Problem

Given a list of folders folder, return the folders after removing all sub-folders in those folders. You may return the answer in any order.

If a folder[i] is located within another folder[j], it is called a sub-folder of it. A sub-folder of folder[j] must start with folder[j], followed by a "/". For example, "/a/b" is a sub-folder of "/a", but "/b" is not a sub-folder of "/a/b/c".

The format of a path is one or more concatenated strings of the form: '/' followed by one or more lowercase English letters.

  • For example, "/leetcode" and "/leetcode/problems" are valid paths while an empty string and "/" are not.

Examples

Example 1:

Input: folder = ["/a","/a/b","/c/d","/c/d/e","/c/f"]
Output: ["/a","/c/d","/c/f"]
Explanation: Folders "/a/b" is a subfolder of "/a" and "/c/d/e" is inside of folder "/c/d" in our filesystem.

Example 2:

Input: folder = ["/a","/a/b/c","/a/b/d"]
Output: ["/a"]
Explanation: Folders "/a/b/c" and "/a/b/d" will be removed because they are subfolders of "/a".

Example 3:

Input: folder = ["/a/b/c","/a/b/ca","/a/b/d"]
Output: ["/a/b/c","/a/b/ca","/a/b/d"]

Solution

Method 1 - Sorting

Video explanation

Here is the video explaining this method in detail. Please check it out:

Here is the approach:

  1. Sort the List:
    • First, we sort the list of folders in lexicographical order. This ensures that any sub-folder will immediately follow its parent folder in the list.
  2. Iterate and Check for Sub-folders:
    • We initialize an empty list result to store folders without their sub-folders.
    • We iterate over the sorted list and for each folder, we check if it’s a sub-folder of the last folder added to result. This can be simply done by checking if the current folder starts with the last folder in result followed by a ‘/’.
    • If it is not a sub-folder, we add it to the result list; otherwise, we skip it.

Code

Java
public class Solution {
    public List<String> removeSubfolders(String[] folder) {
        // Sort the array of folders
        Arrays.sort(folder);
        List<String> result = new ArrayList<>();

        for (String f : folder) {
            // If result is empty or f is not a sub-folder of the last element in result
            if (result.isEmpty() || !f.startsWith(result.get(result.size() - 1) + "/")) {
                result.add(f);
            }
        }

        return result;
    }
}
Python
class Solution:
    def removeSubfolders(self, folder):
        # Sort the list of folders
        folder.sort()
        result = []

        for f in folder:
            # If result is empty or f is not a sub-folder of the last element in result
            if not result or not f.startswith(result[-1] + "/"):
                result.append(f)
        
        return result

Complexity

  • ⏰ Time complexity: O(n log n + n*L), where n is the number of folders and L is length of longest parent subfolder
  • Sorting the list takes O(n log n) where n is the number of folders.
  • Iterating through the list takes O(n), but then for each list checking if starts with other word, takes O(n*L)
  • Thus, the overall time complexity is O(n log n + n), which simplifies to O(n log n).
  • 🧺 Space complexity: O(n), for storing the result list res.

Method 2 - Using Trie

We can also use trie like this:

  1. Define a Trie Data Structure:
    • Create a TrieNode class to help with storing paths in a tree structure.
  2. Insert Paths into the Trie:
    • Insert each folder path into the Trie while maintaining the structure.
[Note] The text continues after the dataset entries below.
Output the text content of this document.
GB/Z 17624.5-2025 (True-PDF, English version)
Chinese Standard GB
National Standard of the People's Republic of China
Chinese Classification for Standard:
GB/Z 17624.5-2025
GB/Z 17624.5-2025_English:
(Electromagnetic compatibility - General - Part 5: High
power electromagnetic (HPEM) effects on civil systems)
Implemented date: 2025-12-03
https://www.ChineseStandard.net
If a node is already marked as the end of a valid path, skip further insertion to avoid adding sub-folders.
  3. Retrieve Valid Paths:
    • Traverse the Trie to collect all paths that are valid and not part of a larger folder structure.

Code

Java
class TrieNode {
    boolean isEnd;
    TrieNode[] children;

    public TrieNode() {
        this.children = new TrieNode[26]; // 26 for each alphabet letter (lowercase)
        this.isEnd = false;
    }
}

public class Solution {
    private TrieNode root;

    public Solution() {
        root = new TrieNode();
    }

    // Method to insert paths into the Trie
    private void insert(String path) {
        TrieNode current = root;
        String[] parts = path.split("/");

        for (String part : parts) {
            if (part.isEmpty()) continue; // Skip empty parts caused by split
            int index = part.charAt(0) - 'a';
            if (current.children[index] == null) {
                current.children[index] = new TrieNode();
            }
            current = current.children[index];
            if (current.isEnd) {
                return; // Early exit if this node marks the end of another valid folder
            }
        }
        current.isEnd = true;
        Arrays.fill(current.children, null); // Clear children to avoid sub-folders
    }

    // Method to collect paths from the Trie
    private void collectPaths(TrieNode node, String path, List<String> res) {
        if (node.isEnd) {
            res.add(path);
            return;
        }
        for (int i = 0; i < 26; i++) {
            if (node.children[i] != null) {
                collectPaths(node.children[i], path + "/" + (char) ('a' + i), res);
            }
        }
    }

    public List<String> removeSubfolders(String[] folder) {
        Arrays.sort(folder);  // Sort folders lexicographically

        for (String f : folder) {
            insert(f);
        }

        List<String> res = new ArrayList<>();
        collectPaths(root, "", res);

        return res;
    }
}
Python
class TrieNode:
    def __init__(self):
        self.children = {}
        self.is_end = False

class Solution:
    def removeSubfolders(self, folder):
        # Create the root TrieNode
        root = TrieNode()

        # Function to insert a folder into the Trie
        def insert(path):
            current = root
            parts = path.split('/')[1:]  # Split path and ignore the first empty part
            for part in parts:
                if part not in current.children:
                    current.children[part] = TrieNode()
                current = current.children[part]
                if current.is_end:
                    return False  # If we already have a valid end folder, no need to continue inserting
            current.is_end = True
            current.children = {}  # Clear children to avoid sub-folders

        # Insert each folder into the Trie
        for f in sorted(folder):
            insert(f)

        # Function to collect valid paths from the Trie
        def collect_paths(node, path, res):
            if node.is_end:
                res.append(path)
                return
            for part in node.children:
                collect_paths(node.children[part], path + '/' + part, res)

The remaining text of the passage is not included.